Chinese Football Association chairman Chen Xuyuan said: “Our clubs had too much money burned and our professional football has not been run in a sustainable way. If we don’t take timely action, I fear it will collapse.”

There are also new rules on the number of foreign players that teams can register and play. Reuters reports that, from this season, clubs can buy up to five foreign players, up from four at present, but can play only four in any match.

New rules on ‘naturalised’ Chinese players are also being introduced. Players who were born in China or have Chinese ancestry will not be considered foreign players. Players who have had Chinese citizenship for more than five years or are eligible to play for the Chinese national team are also not considered foreign players.
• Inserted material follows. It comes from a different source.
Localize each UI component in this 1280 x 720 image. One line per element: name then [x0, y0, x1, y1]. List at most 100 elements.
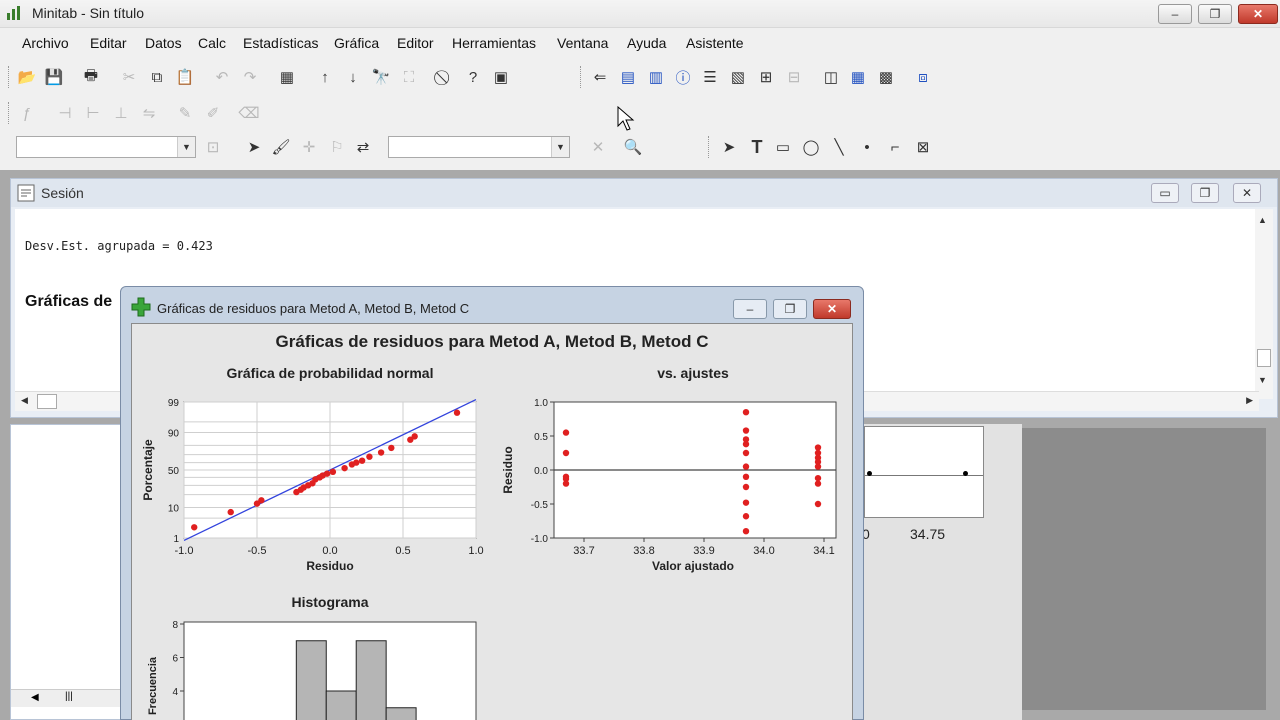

The Chinese Football Association is keen to curb overspending by clubs on foreign stars. The association wants to improve the commercial viability of CSL clubs, make them more attractive to investors, and to create more room for Chinese players to flourish.

Reuters reports that Chinese football authorities have tried before, with limited success, to rein in club spending. In 2017, it introduced a 100 per cent tax on foreign player transfers worth more than 45m yuan and domestic player transfers worth more than 20m yuan.

The latest rule changes arguably leave clubs a loophole to exploit, in that they do not cover bonuses that could be potentially used to increase players’ remuneration.